Após o Itamaraty explicar que a demissão do diplomata Paulo Roberto de Almeida da presidência do Instituto de Pesquisa de Relações Internacionais (Ipri) já estava programada, Olavo de Carvalho contradisse o governo.
Ideólogo próximo do presidente Jair Bolsonaro, Carvalho afirmou, nesta terça-feira (5), que o ministro das Relações Exteriores, Ernesto Araújo, lhe garantiu que a demissão do diplomata aconteceu porque ele “passou dos limites”, sem especificar a que se referia, segundo informações do jornal O Globo. A demissão se tornou pública na segunda-feira de Carnaval (4).
Almeida, que se define como liberal, mantém um blog e páginas em redes sociais, onde já postou textos críticos ao ministro. Horas antes de ser retirado do cargo, republicou na internet dois artigos criticando a diplomacia brasileira no tema da crise na Venezuela. Um assinado pelo ex-presidente Fernando Henrique Cardoso, outro pelo ex-ministro Rubens Ricupero, e também texto do próprio chanceler, que rebatia e criticava ambos.

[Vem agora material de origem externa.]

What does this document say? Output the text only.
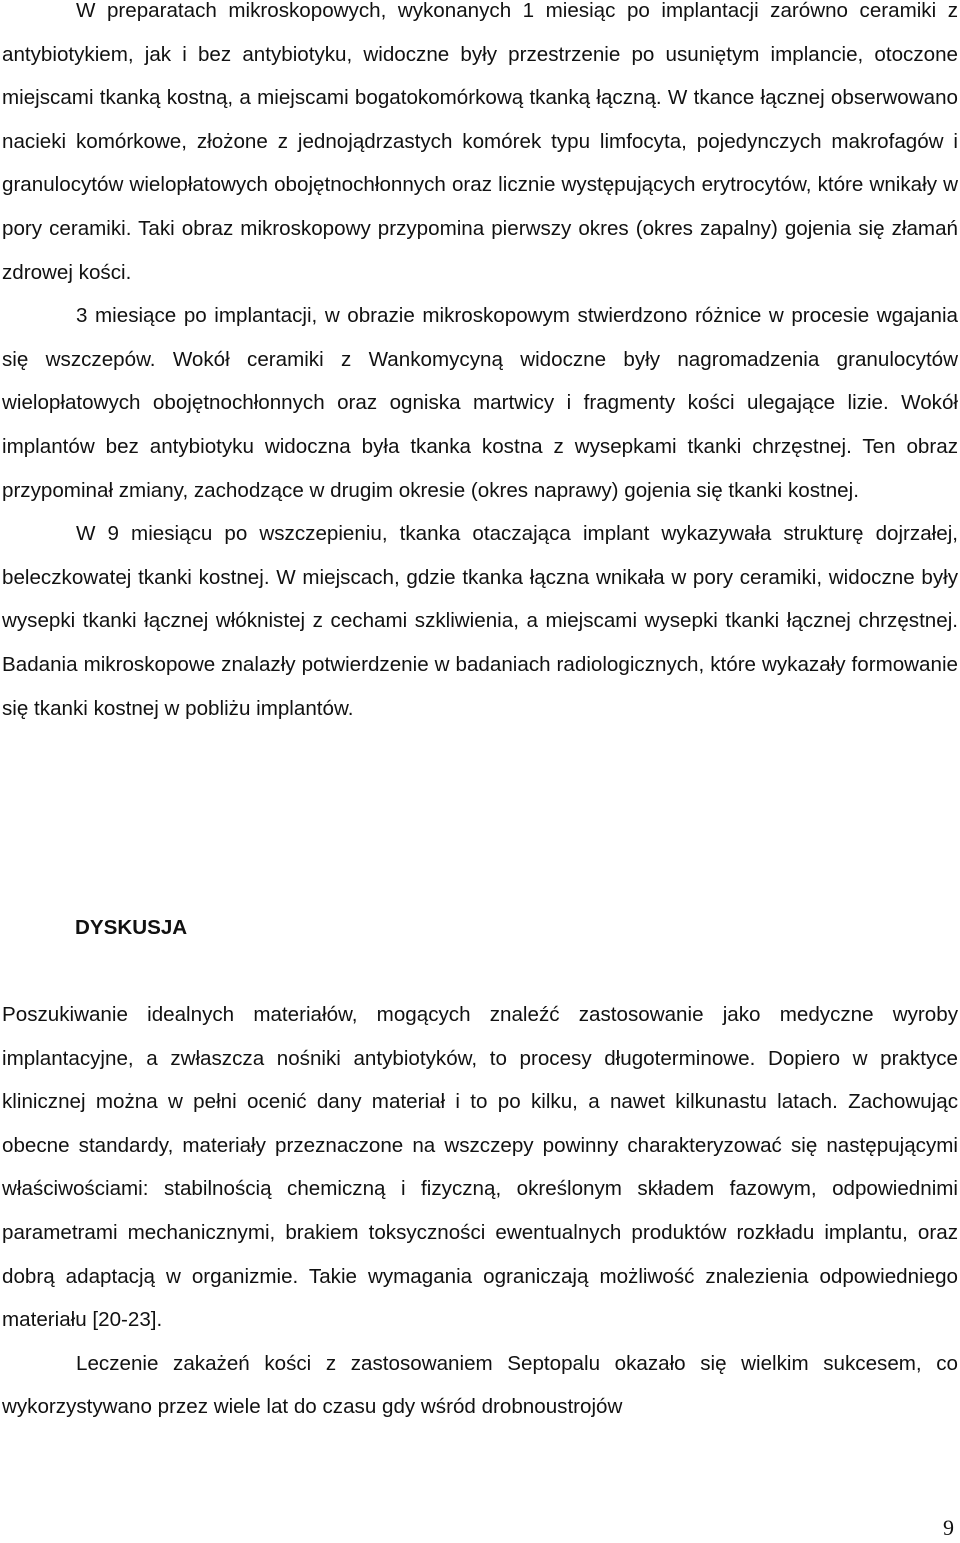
W preparatach mikroskopowych, wykonanych 1 miesiąc po implantacji zarówno ceramiki z antybiotykiem, jak i bez antybiotyku, widoczne były przestrzenie po usuniętym implancie, otoczone miejscami tkanką kostną, a miejscami bogatokomórkową tkanką łączną. W tkance łącznej obserwowano nacieki komórkowe, złożone z jednojądrzastych komórek typu limfocyta, pojedynczych makrofagów i granulocytów wielopłatowych obojętnochłonnych oraz licznie występujących erytrocytów, które wnikały w pory ceramiki. Taki obraz mikroskopowy przypomina pierwszy okres (okres zapalny) gojenia się złamań zdrowej kości.

3 miesiące po implantacji, w obrazie mikroskopowym stwierdzono różnice w procesie wgajania się wszczepów. Wokół ceramiki z Wankomycyną widoczne były nagromadzenia granulocytów wielopłatowych obojętnochłonnych oraz ogniska martwicy i fragmenty kości ulegające lizie. Wokół implantów bez antybiotyku widoczna była tkanka kostna z wysepkami tkanki chrzęstnej. Ten obraz przypominał zmiany, zachodzące w drugim okresie (okres naprawy) gojenia się tkanki kostnej.

W 9 miesiącu po wszczepieniu, tkanka otaczająca implant wykazywała strukturę dojrzałej, beleczkowatej tkanki kostnej. W miejscach, gdzie tkanka łączna wnikała w pory ceramiki, widoczne były wysepki tkanki łącznej włóknistej z cechami szkliwienia, a miejscami wysepki tkanki łącznej chrzęstnej. Badania mikroskopowe znalazły potwierdzenie w badaniach radiologicznych, które wykazały formowanie się tkanki kostnej w pobliżu implantów.

DYSKUSJA

Poszukiwanie idealnych materiałów, mogących znaleźć zastosowanie jako medyczne wyroby implantacyjne, a zwłaszcza nośniki antybiotyków, to procesy długoterminowe. Dopiero w praktyce klinicznej można w pełni ocenić dany materiał i to po kilku, a nawet kilkunastu latach. Zachowując obecne standardy, materiały przeznaczone na wszczepy powinny charakteryzować się następującymi właściwościami: stabilnością chemiczną i fizyczną, określonym składem fazowym, odpowiednimi parametrami mechanicznymi, brakiem toksyczności ewentualnych produktów rozkładu implantu, oraz dobrą adaptacją w organizmie. Takie wymagania ograniczają możliwość znalezienia odpowiedniego materiału [20-23].

Leczenie zakażeń kości z zastosowaniem Septopalu okazało się wielkim sukcesem, co wykorzystywano przez wiele lat do czasu gdy wśród drobnoustrojów

9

A assessoria do Itamaraty declarou que a troca no comando do órgão já tinha sido acertada anteriormente e não teve qualquer ligação com as publicações no blog. “A troca da presidência do Ipri, no contexto da troca da grande maioria das chefias do Ministério de Relações Exteriores (MRE), já estava decidida e foi comunicada ao atual titular”, afirmou a Pasta em nota.
Mensagens supostamente escritas pelo chanceler e postadas por Olavo, no entanto, apontam que a demissão esteve relacionada às atividades virtuais de Almeida.
“A decisão foi inteiramente minha. Sinto muito que algumas pessoas estejam atribuindo a uma intervenção do professor, eu não queria causar nenhum embaraço a ele. Almeida já vinha falando e postando muita coisa contra a nova política externa (nunca a favor), e eu tolerava, mas desta vez ele passou dos limites. Um grande abraço e tudo de bom para vocês!”, disse Araújo por mensagem de texto, segundo divulgou Olavo, em sua página no Facebook.
Rubens Ricupero viu na dispensa de Almeida um “ato confessadamente de repressão político-ideológica, de patrulhamento ideológico que lembra os momentos mais sombrios da ditadura militar, da qual o atual presidente é confessadamente admirador”.
Críticas para todos lados e políticos
Almeida assumiu o cargo no Ipri em 2016, durante a gestão de Michel Temer na Presidência. Em seu blog, dizia querer estimular o debate sobre a política externa com a reprodução de artigos. Dia 24 de fevereiro, o embaixador já havia publicado um texto crítico a Olavo de Carvalho.
Além disso, em 2 de março, republicou em suas redes sociais declarações dele, que chamou de “Olavices debiloides”. “Certas coisas precisam ser relidas para constatar que, efetivamente, estamos em face de uma demonstração explícita de debilidade mental”, postou o diplomata. “Essa inteligência suprema que orienta a política externa do presente governo?”, completou.
Já nas suas redes sociais, comentou a declaração do deputado Eduardo Bolsonaro (PSL-SP), filho de Jair Bolsonaro, sobre a morte do neto do ex-presidente Luiz Inácio Lula da Silva, Arthur de sete anos. “Fundamentalistas de esquerda e de direita não só se parecem, como são exatamente iguais”, escreveu no Twitter.
No blog, anunciou que deve publicar em breve um livro que trata, entre outros temas, da diplomacia no período “lulopetista”, no qual, segundo afirma, atravessou longo “deserto”. “Durante todo o decorrer do regime lulopetista – de 2003 a 2016 –, eu não tive nenhum cargo na Secretaria de Estado das Relações Exteriores (SERE), tendo sido 'condenado’, desde o início desse regime, a uma longa travessia do deserto, que só veio a termo com o impeachment de meados de 2016, quando finalmente fui convidado ao cargo de diretor do Instituto de Pesquisa de Relações Internacionais (Ipri), da Fundação Alexandre de Gusmão, vinculada ao Itamaraty”, afirmou.
Almeida seguirá como diplomata de carreira, cargo que exerce desde 1977. Já serviu nas embaixadas de Paris e de Washington, entre outros postos de destaque.